Publishing success: Plenty of pie for everyone

There’s plenty of pie. No need to be a jerk about it.

R.J. Ellory is a British author of crime thrillers. He’s written ten novels that have sold a combined million copies, which qualifies as a major success. He’s won any number of awards, large and small, in his genre.

He also created multiple fake accounts so he could give his own books five-star reviews on Amazon.com. That, of course, would constitute a major lapse of ethical judgment. The fact that he also went on to give other crime writers one-star reviews on the same site is absolutely unforgivable.

I have a background in business journalism, and I’ve learned a lot about publishing over the last year and a half. One of my biggest takeaways is this:

Authors don’t have “rivals.”

General Motors has rivals. Microsoft has rivals. NBC has rivals. They each have products that they bring to market that rival products made by other companies. People only need one or two cars at any given time. They only need one operating system or word processing program per computer (mostly). They can generally watch only one show at a time, and even with DVR and streaming, only have enough time to consume a handful of shows regularly.

So does that mean authors are in direct competition with each other for readers? Is my debut novel next year going to tank if it comes out the same week as Jonathan Frazen‘s next book? John Scalzi is going to release digital “episodes” of his next novel over the course of months, then put out a combined print version. How many writers does that man want to sabotage?!

As my agent Sara Megibow likes to point out over on Twitter, publishing success is a very big pie. And the more success that’s generated, the more pie is made. Take a look at the Harry Potter phenomenon for the past 15 years or so.
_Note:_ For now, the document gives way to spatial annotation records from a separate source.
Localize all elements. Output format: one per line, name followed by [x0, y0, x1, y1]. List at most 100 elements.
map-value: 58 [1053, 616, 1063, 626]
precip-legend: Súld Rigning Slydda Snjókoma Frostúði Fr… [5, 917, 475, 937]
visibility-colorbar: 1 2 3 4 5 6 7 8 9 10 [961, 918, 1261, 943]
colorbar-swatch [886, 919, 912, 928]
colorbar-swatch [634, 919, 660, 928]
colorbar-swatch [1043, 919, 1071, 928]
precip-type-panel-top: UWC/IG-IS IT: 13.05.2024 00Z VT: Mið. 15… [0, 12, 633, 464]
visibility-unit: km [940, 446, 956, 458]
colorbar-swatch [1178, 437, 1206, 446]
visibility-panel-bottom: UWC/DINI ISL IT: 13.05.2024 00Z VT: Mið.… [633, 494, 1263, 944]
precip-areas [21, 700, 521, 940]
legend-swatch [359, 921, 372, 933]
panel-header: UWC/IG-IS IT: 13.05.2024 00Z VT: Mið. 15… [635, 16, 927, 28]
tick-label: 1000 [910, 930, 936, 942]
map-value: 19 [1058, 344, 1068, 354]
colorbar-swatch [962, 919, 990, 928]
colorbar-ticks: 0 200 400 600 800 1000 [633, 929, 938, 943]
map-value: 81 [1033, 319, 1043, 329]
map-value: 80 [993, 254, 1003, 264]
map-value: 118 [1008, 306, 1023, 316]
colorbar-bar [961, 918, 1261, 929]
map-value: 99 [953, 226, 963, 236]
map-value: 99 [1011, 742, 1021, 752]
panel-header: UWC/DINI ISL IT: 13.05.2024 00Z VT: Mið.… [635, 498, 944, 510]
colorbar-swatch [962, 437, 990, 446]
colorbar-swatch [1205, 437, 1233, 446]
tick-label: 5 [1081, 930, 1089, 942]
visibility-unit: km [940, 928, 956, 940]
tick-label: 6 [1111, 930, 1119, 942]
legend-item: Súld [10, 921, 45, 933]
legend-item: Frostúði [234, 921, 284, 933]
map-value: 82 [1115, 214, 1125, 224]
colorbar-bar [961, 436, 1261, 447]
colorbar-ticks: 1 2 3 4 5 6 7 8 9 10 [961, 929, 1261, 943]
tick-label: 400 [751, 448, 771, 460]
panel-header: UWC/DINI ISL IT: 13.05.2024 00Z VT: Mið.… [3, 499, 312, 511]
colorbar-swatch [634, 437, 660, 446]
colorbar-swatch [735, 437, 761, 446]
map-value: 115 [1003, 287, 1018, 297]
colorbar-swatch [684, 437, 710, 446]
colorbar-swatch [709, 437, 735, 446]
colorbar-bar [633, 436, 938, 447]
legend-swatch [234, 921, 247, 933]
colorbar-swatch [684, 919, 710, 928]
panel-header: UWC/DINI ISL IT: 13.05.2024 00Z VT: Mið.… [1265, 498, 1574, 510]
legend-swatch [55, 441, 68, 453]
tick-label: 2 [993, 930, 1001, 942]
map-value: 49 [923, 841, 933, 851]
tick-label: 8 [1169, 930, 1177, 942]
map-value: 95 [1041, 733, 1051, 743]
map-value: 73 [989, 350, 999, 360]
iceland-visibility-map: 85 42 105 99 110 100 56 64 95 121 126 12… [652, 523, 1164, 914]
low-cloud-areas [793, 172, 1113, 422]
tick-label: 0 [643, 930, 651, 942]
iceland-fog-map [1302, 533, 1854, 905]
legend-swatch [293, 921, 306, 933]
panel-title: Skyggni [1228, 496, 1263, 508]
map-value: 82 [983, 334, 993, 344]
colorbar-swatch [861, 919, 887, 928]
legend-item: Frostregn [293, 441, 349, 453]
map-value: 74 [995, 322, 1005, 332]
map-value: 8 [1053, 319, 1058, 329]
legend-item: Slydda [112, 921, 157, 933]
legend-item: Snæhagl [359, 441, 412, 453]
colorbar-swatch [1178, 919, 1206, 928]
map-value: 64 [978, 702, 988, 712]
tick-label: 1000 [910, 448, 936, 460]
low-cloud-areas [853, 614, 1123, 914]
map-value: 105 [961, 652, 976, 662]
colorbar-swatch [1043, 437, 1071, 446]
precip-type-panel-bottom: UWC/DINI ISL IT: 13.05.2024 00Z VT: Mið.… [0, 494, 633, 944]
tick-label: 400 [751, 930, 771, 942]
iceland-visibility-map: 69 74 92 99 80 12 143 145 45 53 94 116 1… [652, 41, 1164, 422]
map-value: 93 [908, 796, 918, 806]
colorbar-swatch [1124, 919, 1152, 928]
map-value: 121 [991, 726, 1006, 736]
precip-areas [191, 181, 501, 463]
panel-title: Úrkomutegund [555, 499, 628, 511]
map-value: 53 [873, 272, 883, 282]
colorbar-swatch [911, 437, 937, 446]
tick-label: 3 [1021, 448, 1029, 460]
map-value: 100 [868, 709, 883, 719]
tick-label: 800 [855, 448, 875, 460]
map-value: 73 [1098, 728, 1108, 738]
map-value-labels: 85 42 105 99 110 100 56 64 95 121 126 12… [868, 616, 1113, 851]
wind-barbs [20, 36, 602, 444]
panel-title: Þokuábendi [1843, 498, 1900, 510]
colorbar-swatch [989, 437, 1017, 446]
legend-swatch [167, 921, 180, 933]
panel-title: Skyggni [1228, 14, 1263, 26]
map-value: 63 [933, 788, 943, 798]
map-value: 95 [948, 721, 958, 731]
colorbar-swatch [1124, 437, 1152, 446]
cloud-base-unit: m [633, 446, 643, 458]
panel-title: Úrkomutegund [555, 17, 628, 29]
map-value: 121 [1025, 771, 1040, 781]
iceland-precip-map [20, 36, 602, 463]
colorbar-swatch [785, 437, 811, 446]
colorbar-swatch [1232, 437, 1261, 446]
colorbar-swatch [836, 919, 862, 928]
Did the fact that Harry Potter was a worldwide hit somehow keep other books from selling at all? Of course not. In fact, J.K. Rowling brought millions more readers into the mix, and when they were done with her series, they looked for other books. Her success helped the entire industry.

So what was Ellory thinking when he slammed other writers’ work? I have no idea. Personally, I want authors in my genre to succeed, and succeed wildly. More people reading fantasy and science fiction means there are more people casting about for something new in the genre, and that means more people might opt to give my book (coming May 7!) a try. And in turn, if people judge my book on its merits and find it worth their time and money, I hope they’d then look into other authors in my genre. Thus, the virtuous loop continues.

Yes, the average consumer has only so much money for book purchases, and it’s tempting to fall into the trap of believing that buying one author’s book is one less royalty for someone else. But the barrier to entry for book purchases has fallen considerably thanks to e-books, and again, it’s not like a fan of sci-fi is going to be sated after reading just one book. I also recognize it can be easy for debut and even mid-list authors to get lost in the shuffle, but that just means we as writers need to put in the hard work to write good books and promote them — ethically! — as best we can.

So long as there’s a system of rating, at Amazon or elsewhere, there will be people inclined to rate a book as low as possible. In some cases, people will have read and genuinely disliked the book in question to the point where they believe it to be a one-star work. Others — likely the majority of one-star reviewers — are simply jerks who like to mess with authors’ livelihoods and readers’ purchases because they can. And a few, like Mr. Ellory, intend genuine harm with bogus reviews against so-called rivals.

We cannot, sadly, create a system that is jerk-free because, in the end, there will always be jerks. My message is this: don’t be that jerk.

If you review books, review them honestly. If you’re a writer, celebrate other writers’ successes and give them their props. If you do both, all I can say is that you really need to be fair and understanding in your reviews. Personally, I’m more than happy to give a shout-out to books I like. If I don’t like it, I’ll probably keep that opinion to myself unless asked directly.

Also, writers, don’t let one-star reviews bother you. There was the brouhaha about the Goodreads bullies, where some authors who received one-star reviews from a few jerks (and some honest reviewers as well) responded by becoming jerks in their own right. Rise above, people. Turn the other cheek, walk away, don’t engage it. Focus your energies on the work, not on engaging in debates or retaliation.

OK, so Hemingway and Faulkner didn’t like each other, and Mario Vargas Llosa once punched Gabriel Garcia Marquez in the face. They may have been rivals in a personal sense. But they all managed to sell a few books. You can too, and you don’t need to punch anyone or diss them online. The authors I’ve interacted with thus far are uniformly welcoming and supportive, and I’m grateful for it. I try to return the favor whenever I can. It’s a big, growing pie, and we can all have some.

Dang. Now I want pie.

2 Comments

Filed under Books, Writing

2 responses to “Publishing success: Plenty of pie for everyone

  1. Authors don’t have “rivals.”

    This! You make a fantastic point in this post — the best way to encourage people to read is by having lots of awesome books out there, and if people aren’t being encouraged to read, then chances are your books won’t do that well either! (And in any case, I somehow doubt I would want readers who would read just one decent book and then simply stop.)

    Also, that is a pretty fantastic picture of pie. 😉

  2. Excellent post, Mike. I totally agree. Its sad and counterproductive for writers to bash other writers.